Ya en la propia Constitución se abre el resquicio para la decisión descarnadamente política, pues está la cuña del adverbio preferentemente en el texto. Con todo, el sentido del constituyente es claro: los ministros deben tener trayectoria en la carrera judicial, en la academia o en la abogacía. No está mal, de entrada, que lleguen a la Corte servidores públicos con experiencia burocrática, aunque en el caso mexicano, donde la administración pública es un botín que se reparte con base en la lealtad política y no en el mérito, los funcionarios públicos suelen ser meros personeros de los partidos o de sus jefes. Lo que resulta inadmisible es que los puestos en el tribunal se repartan entre validos del presidente, como Medina, o entre cuadros claramente partidistas, como parece ser la intención en el relevo en curso.
En los mentideros políticos, los periódicos e incluso en la tribuna del Senado, se ha mencionado la existencia de un acuerdo entre el PRI y el PAN para el reparto de los dos nombramientos por venir este año. Según esa versión, el pacto permitiría que el hasta hace unos meses senador de la República del PRI Raúl Cervantes, quien ha sido integrante del Comité Ejecutivo de su partido, fuera elegido ministro de la Corte a cambio de que el otro ministro fuera de extracción panista —se hablaba de Santiago Creel, pero el ex secretario de Gobernación se desmarcó y optó por participar en el nueva dirección de su partido—.

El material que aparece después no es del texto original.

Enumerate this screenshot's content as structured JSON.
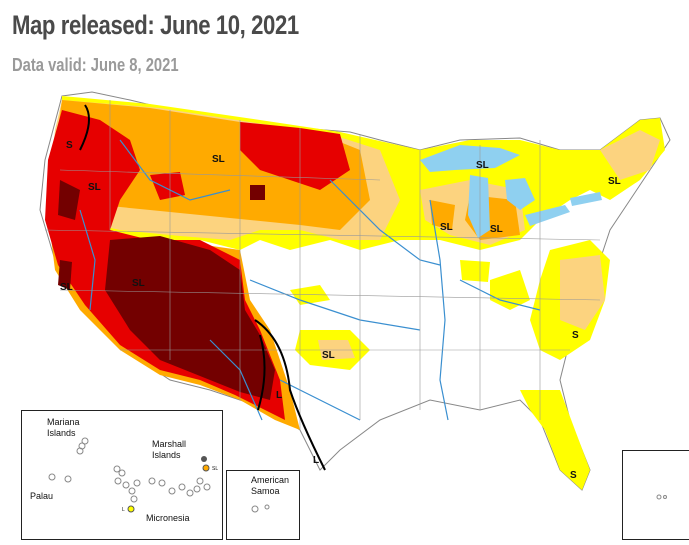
{
  "header": {
    "title": "Map released: June 10, 2021",
    "subtitle": "Data valid: June 8, 2021"
  },
  "map": {
    "colors": {
      "D0": "#ffff00",
      "D1": "#fcd37f",
      "D2": "#ffaa00",
      "D3": "#e60000",
      "D4": "#730000",
      "water": "#8fd0f0",
      "impact_line": "#000000"
    },
    "impact_labels": [
      "S",
      "SL",
      "SL",
      "SL",
      "SL",
      "SL",
      "SL",
      "SL",
      "SL",
      "SL",
      "S",
      "L",
      "L",
      "S"
    ]
  },
  "insets": {
    "pacific": {
      "mariana": "Mariana\nIslands",
      "marshall": "Marshall\nIslands",
      "palau": "Palau",
      "micronesia": "Micronesia",
      "sl_tag": "SL",
      "l_tag": "L"
    },
    "samoa": {
      "label": "American\nSamoa"
    }
  }
}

No acostumbro hacerle caso a los chismes de café ni a los columnistas que presumen de tener bola de cristal, pero el antecedente del nombramiento de Medina Mora, con base en una terna presentada por el presidente con dos candidatos de relleno y un proceso en el Senado que trató de eludir la discusión a fondo de los antecedentes profesionales del principal candidato —fue la presión de un grupo muy amplio de ciudadanos lo que logró el cuestionamiento de los méritos de Medina para ocupar el cargo—, me llevan a estar alerta contra la posibilidad de que, una vez más, los nombramientos en la Corte se hagan con el objetivo político, como ha ocurrido con los órganos constitucionales autónomos, de convertirla en un coto para el reparto de cuotas partidistas, en detrimento de la necesaria calidad profesional del tribunal de constitucionalidad.

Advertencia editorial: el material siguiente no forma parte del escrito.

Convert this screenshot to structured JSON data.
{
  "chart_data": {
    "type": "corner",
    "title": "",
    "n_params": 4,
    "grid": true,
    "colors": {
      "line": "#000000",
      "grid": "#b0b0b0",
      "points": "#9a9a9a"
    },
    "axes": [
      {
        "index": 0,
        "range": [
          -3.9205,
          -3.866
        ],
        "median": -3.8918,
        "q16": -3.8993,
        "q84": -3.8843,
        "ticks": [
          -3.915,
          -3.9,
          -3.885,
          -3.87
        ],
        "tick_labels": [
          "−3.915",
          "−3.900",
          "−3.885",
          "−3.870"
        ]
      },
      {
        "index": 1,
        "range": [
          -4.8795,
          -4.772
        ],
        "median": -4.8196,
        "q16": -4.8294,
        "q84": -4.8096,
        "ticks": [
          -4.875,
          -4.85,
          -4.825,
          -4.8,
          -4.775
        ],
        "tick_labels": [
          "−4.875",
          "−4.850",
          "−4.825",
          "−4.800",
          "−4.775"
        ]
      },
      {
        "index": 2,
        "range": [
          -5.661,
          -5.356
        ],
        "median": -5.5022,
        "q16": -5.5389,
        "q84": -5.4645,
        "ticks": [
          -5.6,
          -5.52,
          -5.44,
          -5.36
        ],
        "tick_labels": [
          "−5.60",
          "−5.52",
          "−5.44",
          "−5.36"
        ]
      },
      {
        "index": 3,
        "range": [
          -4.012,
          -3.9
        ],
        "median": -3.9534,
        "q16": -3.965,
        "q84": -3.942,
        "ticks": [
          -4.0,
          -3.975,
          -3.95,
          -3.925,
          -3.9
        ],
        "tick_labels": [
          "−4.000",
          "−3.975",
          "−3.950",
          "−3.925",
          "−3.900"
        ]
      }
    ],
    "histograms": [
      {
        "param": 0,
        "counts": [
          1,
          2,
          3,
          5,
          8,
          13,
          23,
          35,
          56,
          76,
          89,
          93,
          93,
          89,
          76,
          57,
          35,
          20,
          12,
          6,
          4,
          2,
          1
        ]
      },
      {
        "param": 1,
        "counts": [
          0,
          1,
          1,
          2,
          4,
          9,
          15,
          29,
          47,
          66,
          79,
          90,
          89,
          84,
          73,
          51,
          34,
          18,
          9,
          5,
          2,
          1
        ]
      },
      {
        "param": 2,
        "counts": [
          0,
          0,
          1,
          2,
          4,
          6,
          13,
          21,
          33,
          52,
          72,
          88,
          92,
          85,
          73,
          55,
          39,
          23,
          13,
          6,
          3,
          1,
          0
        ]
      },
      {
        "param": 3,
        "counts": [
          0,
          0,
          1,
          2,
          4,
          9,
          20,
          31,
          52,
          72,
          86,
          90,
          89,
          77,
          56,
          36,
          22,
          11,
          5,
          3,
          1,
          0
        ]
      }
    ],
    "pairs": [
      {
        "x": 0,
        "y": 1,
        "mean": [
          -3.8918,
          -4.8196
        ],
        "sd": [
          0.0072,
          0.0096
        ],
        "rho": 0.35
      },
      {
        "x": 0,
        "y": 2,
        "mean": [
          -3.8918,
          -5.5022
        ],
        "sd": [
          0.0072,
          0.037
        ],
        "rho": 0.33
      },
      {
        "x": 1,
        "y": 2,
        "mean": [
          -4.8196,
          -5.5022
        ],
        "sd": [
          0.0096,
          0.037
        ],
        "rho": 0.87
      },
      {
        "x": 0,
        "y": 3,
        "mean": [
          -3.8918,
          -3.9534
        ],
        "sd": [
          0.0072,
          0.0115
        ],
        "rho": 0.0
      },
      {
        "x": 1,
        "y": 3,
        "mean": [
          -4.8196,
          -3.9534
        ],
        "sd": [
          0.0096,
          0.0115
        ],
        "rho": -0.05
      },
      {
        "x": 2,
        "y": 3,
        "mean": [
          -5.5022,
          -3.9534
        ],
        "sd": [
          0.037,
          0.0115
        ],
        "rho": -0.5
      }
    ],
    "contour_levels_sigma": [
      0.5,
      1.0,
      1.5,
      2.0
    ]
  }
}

Una vez más, he impulsado con un número amplio de ciudadanos una petición al Presidente de la República y al Senado para que no sean ni las cuotas partidistas ni las relaciones de amistad las que definan el nombramiento de los nuevos ministros y para que sean los criterios profesionales, la experiencia y la trayectoria los que tome en cuenta el ejecutivo para elaborar las ternas y el Senado para la elección. También en la petición pedimos que se busque ampliar la presencia de mujeres en la Corte, pues con la salida de la ministra Sánchez Cordero sólo quedaría en funciones la ministra Luna Ramos; mientras que la paridad se ha considerado ya un criterio indispensable para la integración de la representación legislativa y avanza en todos los ámbitos de la vida pública, la Corte sigue siendo un bastión masculino.